Question

A placekicker must kick a football from a point 36.0 m (about 40 yards) from the goal. Half the crowd hopes the ball will clear the crossbar, which is 3.05 m high. When kicked, the ball leaves the ground with a speed of 21.6 m/s at an angle of 45.0° to the horizontal. (a) By how much does the ball clear or fall short of clearing the crossbar? (Enter a negative answer if it falls short.)

Answer 1

Since the ball was launched at 45°above the horizontal, the 'x' and 'y' components of its initial velocity are equal, and each is 

         V₀ sin(45°)  =  V₀ cos(45°)  =  (1/2) V₀ √2  =  15.273 m/s .

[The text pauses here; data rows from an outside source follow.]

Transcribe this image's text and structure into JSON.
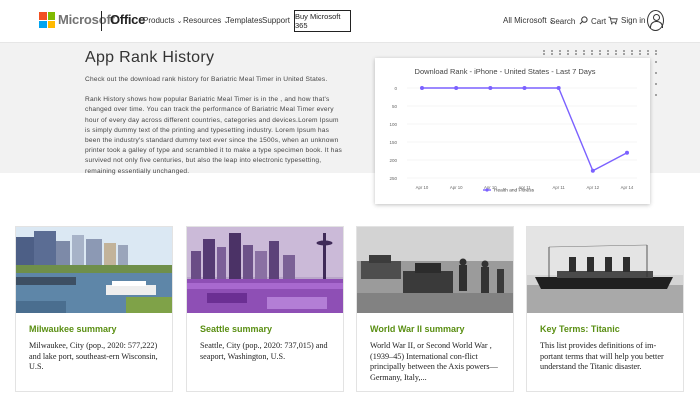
{
  "header": {
    "brand": "Microsoft",
    "product": "Office",
    "nav": [
      {
        "label": "Products",
        "has_menu": true
      },
      {
        "label": "Resources",
        "has_menu": true
      },
      {
        "label": "Templates",
        "has_menu": false
      },
      {
        "label": "Support",
        "has_menu": false
      }
    ],
    "buy_label": "Buy Microsoft 365",
    "all_microsoft": "All Microsoft",
    "search_label": "Search",
    "cart_label": "Cart",
    "signin_label": "Sign in",
    "logo_colors": [
      "#f25022",
      "#7fba00",
      "#00a4ef",
      "#ffb900"
    ]
  },
  "hero": {
    "title": "App Rank History",
    "intro": "Check out the download rank history for Bariatric Meal Timer in United States.",
    "body": "Rank History shows how popular Bariatric Meal Timer is in the , and how that's changed over time. You can track the performance of Bariatric Meal Timer every hour of every day across different countries, categories and devices.Lorem Ipsum is simply dummy text of the printing and typesetting industry. Lorem Ipsum has been the industry's standard dummy text ever since the 1500s, when an unknown printer took a galley of type and scrambled it to make a type specimen book. It has survived not only five centuries, but also the leap into electronic typesetting, remaining essentially unchanged."
  },
  "chart_data": {
    "type": "line",
    "title": "Download Rank - iPhone - United States - Last 7 Days",
    "categories": [
      "Apr 10",
      "Apr 10",
      "Apr 10",
      "Apr 11",
      "Apr 11",
      "Apr 12",
      "Apr 14"
    ],
    "series": [
      {
        "name": "Health and Fitness",
        "values": [
          0,
          0,
          0,
          0,
          0,
          230,
          180
        ],
        "color": "#7b61ff"
      }
    ],
    "y_ticks": [
      "0",
      "50",
      "100",
      "150",
      "200",
      "250"
    ],
    "ylim": [
      0,
      250
    ],
    "y_inverted": true,
    "grid": true,
    "legend": "bottom"
  },
  "cards": [
    {
      "title": "Milwaukee summary",
      "desc": "Milwaukee, City (pop., 2020: 577,222) and lake port, southeast-ern Wisconsin, U.S."
    },
    {
      "title": "Seattle summary",
      "desc": "Seattle, City (pop., 2020: 737,015) and seaport, Washington, U.S."
    },
    {
      "title": "World War II summary",
      "desc": "World War II, or Second World War , (1939–45) International con-flict principally between the Axis powers—Germany, Italy,..."
    },
    {
      "title": "Key Terms: Titanic",
      "desc": "This list provides definitions of im-portant terms that will help you better understand the Titanic disaster."
    }
  ]
}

The ball's horizontal speed is constant, so it reaches the goal posts in

             (36 m) / (15.273 m/s)  =  2.357 seconds.

The ball's vertical height above the ground at any time is

           H  =  -16 t² + 15.273 t            meters.

After 2.357 seconds, the ball is

                   -16 (2.357)² + 15.273 (2.357)  meters off the ground

            =     -16 (5.555)  +  15.273 (2.357)

            =        -88.88      +     35.998          meters off the ground.

This is not only well below the crossbar, it's also mathematically
below ground, down where da sun don't shan.  This is algebra's
way of telling us that the ball returned to the ground before it ever
reached the goal post, and if it ever reached the goal post at all,
it was rolling in the grass when it got there.